Der Numerus im Deutschen kann als eine „semantische Kategorie, die es ermöglicht, flexivisch zwischen Einzahl und Mehrzahl zu unterscheiden“ (Weber 2001: 11), bezeichnet werden. Aus diesem Grund erscheint die Betrachtung der Möglichkeiten der Pluralbildung im Deutschen unter dem Aspekt der Semantik als sinnvoll.
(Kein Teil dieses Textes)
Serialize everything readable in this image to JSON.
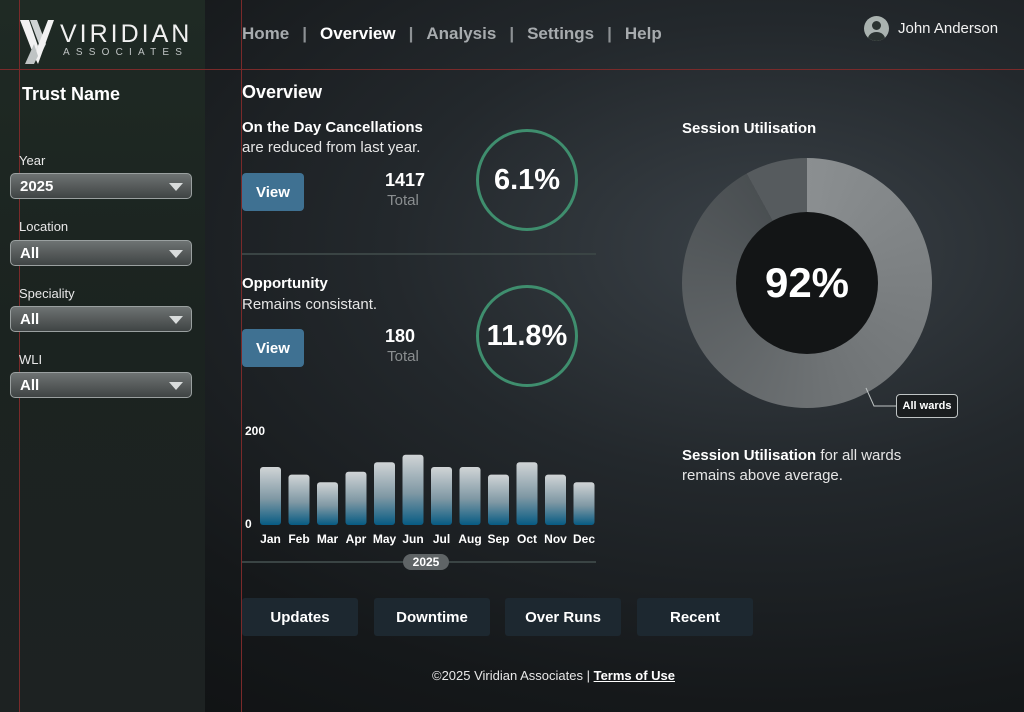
{
  "brand": {
    "name": "VIRIDIAN",
    "sub": "ASSOCIATES"
  },
  "nav": {
    "items": [
      "Home",
      "Overview",
      "Analysis",
      "Settings",
      "Help"
    ],
    "active": "Overview"
  },
  "user": {
    "name": "John Anderson",
    "icon": "user-avatar-icon"
  },
  "sidebar": {
    "title": "Trust Name",
    "filters": [
      {
        "label": "Year",
        "value": "2025"
      },
      {
        "label": "Location",
        "value": "All"
      },
      {
        "label": "Speciality",
        "value": "All"
      },
      {
        "label": "WLI",
        "value": "All"
      }
    ]
  },
  "main": {
    "title": "Overview",
    "cards": [
      {
        "title": "On the Day Cancellations",
        "subtitle": "are reduced from last year.",
        "button": "View",
        "value": "1417",
        "value_label": "Total",
        "percent": "6.1%"
      },
      {
        "title": "Opportunity",
        "subtitle": "Remains consistant.",
        "button": "View",
        "value": "180",
        "value_label": "Total",
        "percent": "11.8%"
      }
    ]
  },
  "chart_data": {
    "type": "bar",
    "categories": [
      "Jan",
      "Feb",
      "Mar",
      "Apr",
      "May",
      "Jun",
      "Jul",
      "Aug",
      "Sep",
      "Oct",
      "Nov",
      "Dec"
    ],
    "values": [
      122,
      106,
      90,
      112,
      132,
      148,
      122,
      122,
      106,
      132,
      106,
      90
    ],
    "ylim": [
      0,
      200
    ],
    "yticks": [
      "200",
      "0"
    ],
    "xlabel": "2025",
    "grid": false
  },
  "session": {
    "title": "Session Utilisation",
    "percent_text": "92%",
    "percent": 92,
    "callout": "All wards",
    "desc_bold": "Session Utilisation",
    "desc_rest": " for all wards remains above average."
  },
  "bottom_buttons": [
    "Updates",
    "Downtime",
    "Over Runs",
    "Recent"
  ],
  "footer": {
    "copyright": "©2025 Viridian Associates | ",
    "terms": "Terms of Use"
  },
  "colors": {
    "accent_green": "#3f8e6e",
    "button_blue": "#3f7192",
    "bar_top": "#c9cdcf",
    "bar_bottom": "#0b5f86"
  }
}
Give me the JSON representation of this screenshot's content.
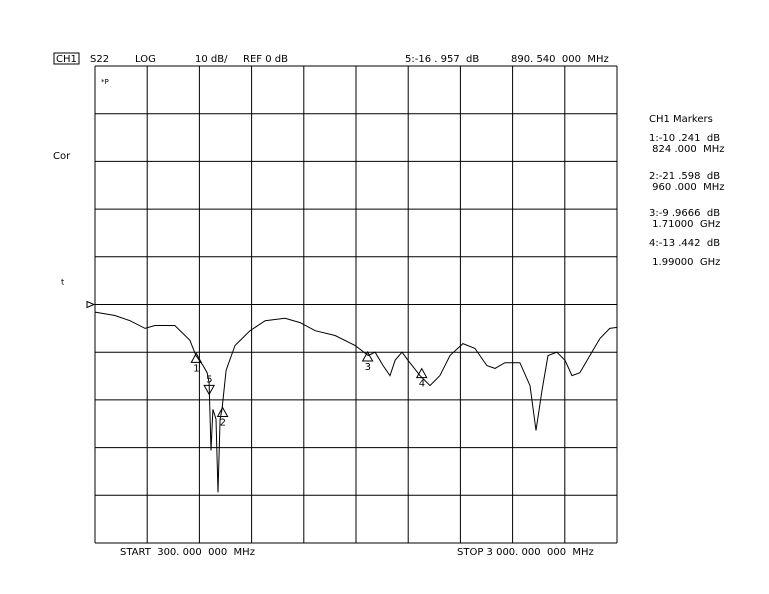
{
  "header": {
    "channel": "CH1",
    "parameter": "S22",
    "format": "LOG",
    "scale": "10 dB/",
    "reference": "REF 0 dB",
    "active_marker_value": "5:-16 . 957  dB",
    "active_marker_freq": "890. 540  000  MHz"
  },
  "side_labels": {
    "correction": "Cor",
    "level_mark": "t",
    "status": "*P"
  },
  "footer": {
    "start": "START  300. 000  000  MHz",
    "stop": "STOP 3 000. 000  000  MHz"
  },
  "marker_panel": {
    "title": "CH1 Markers",
    "lines": [
      "1:-10 .241  dB",
      " 824 .000  MHz",
      "2:-21 .598  dB",
      " 960 .000  MHz",
      "3:-9 .9666  dB",
      " 1.71000  GHz",
      "4:-13 .442  dB",
      " 1.99000  GHz"
    ]
  },
  "chart_data": {
    "type": "line",
    "x": [
      300,
      403,
      481,
      559,
      610,
      713,
      791,
      822,
      859,
      880,
      890,
      900,
      910,
      926,
      936,
      947,
      957,
      978,
      1024,
      1102,
      1180,
      1283,
      1361,
      1439,
      1542,
      1646,
      1713,
      1749,
      1790,
      1826,
      1852,
      1888,
      1919,
      1981,
      2033,
      2084,
      2136,
      2203,
      2265,
      2327,
      2369,
      2420,
      2498,
      2550,
      2581,
      2612,
      2643,
      2689,
      2731,
      2767,
      2808,
      2860,
      2912,
      2963,
      3000
    ],
    "series": [
      {
        "color": "#000000",
        "values": [
          -1.6,
          -2.3,
          -3.4,
          -5,
          -4.4,
          -4.4,
          -7.5,
          -10.7,
          -12.8,
          -14.3,
          -16.4,
          -30.6,
          -22,
          -24,
          -39.4,
          -24,
          -22,
          -13.8,
          -8.6,
          -5.5,
          -3.4,
          -2.9,
          -3.8,
          -5.5,
          -6.5,
          -8.6,
          -10.7,
          -10,
          -12.8,
          -14.9,
          -11.7,
          -10,
          -11.7,
          -14.9,
          -17,
          -14.9,
          -10.7,
          -8.2,
          -9.2,
          -12.8,
          -13.4,
          -12.2,
          -12.2,
          -17,
          -26.4,
          -18,
          -10.7,
          -10,
          -11.7,
          -14.9,
          -14.3,
          -10.7,
          -7.1,
          -5,
          -4.8
        ]
      }
    ],
    "markers": [
      {
        "label": "1",
        "x": 824,
        "y": -10.241
      },
      {
        "label": "2",
        "x": 960,
        "y": -21.598
      },
      {
        "label": "3",
        "x": 1710,
        "y": -9.9666
      },
      {
        "label": "4",
        "x": 1990,
        "y": -13.442
      },
      {
        "label": "5",
        "x": 890.54,
        "y": -16.957
      }
    ],
    "xlim": [
      300,
      3000
    ],
    "ylim": [
      -50,
      50
    ],
    "xticks": [
      300,
      570,
      840,
      1110,
      1380,
      1650,
      1920,
      2190,
      2460,
      2730,
      3000
    ],
    "yticks": [
      -50,
      -40,
      -30,
      -20,
      -10,
      0,
      10,
      20,
      30,
      40,
      50
    ],
    "reference_level": 0,
    "grid": true
  }
}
Nomen können aufgrund ihrer Bedeutung in konkrete und abstrakte Nomen unterteilt werden. Zu den konkreten Nomen (Konkreta) zählen Nomen, mit denen etwas „Gegenständliches“ (Dudenredaktion 2006: 147) ausgedrückt wird:
(1) | Eigennamen: Petra, Goethe, Mainz |
(2) | Gattungsbezeichnungen (Appellativa): Hund, Pflanze, Lehrerin |
(3) | Sammelbezeichnungen (Kollektiva): Wald, Gebirge |
(4) | Stoffbezeichnungen (Kontinuativa): Kupfer, Milch, Papier |
Die abstrakten Nomjen (Abstrakta) dagegen drücken „Nichtgegenständliches“ (ebd., siehe dazu auch Löbel 2009: 265ff. und Bußmann 2002: 664) aus:
(5) | Eigenschaften: Treue, Ruhe |
(6) | Vorgänge: Schlaf, Traum |
(7) | Beziehungen: Ehe, Freundschaft |
(8) | Maß- und Zeitbegriffe: Gramm, Minute |
Kennzeichnend für die deutsche Pluralbildung ist ihre Eigenschaft, dass sie nur erfolgen kann, wenn es sich um ein zählbares Nomen handelt. Nichtzählbare Nomen können im Deutschen keinen Plural bilden. Eine ausführliche Behandlung der Thematik, wie der Plural im Deutschen zu klassifizieren ist, kann unter anderem bei Biermann (1982: 228ff.), Simmler (1998: 215ff.), Löbel (2009: 265ff.) nachgelesen werden und eine Betrachtung der Semantik des Numerus verschiedener Sprachen im Allgemeinen ist in Corbett (2000: 78ff.) und Itturrioz-Leza/Skopeteas (2004: 1054ff.) zu finden.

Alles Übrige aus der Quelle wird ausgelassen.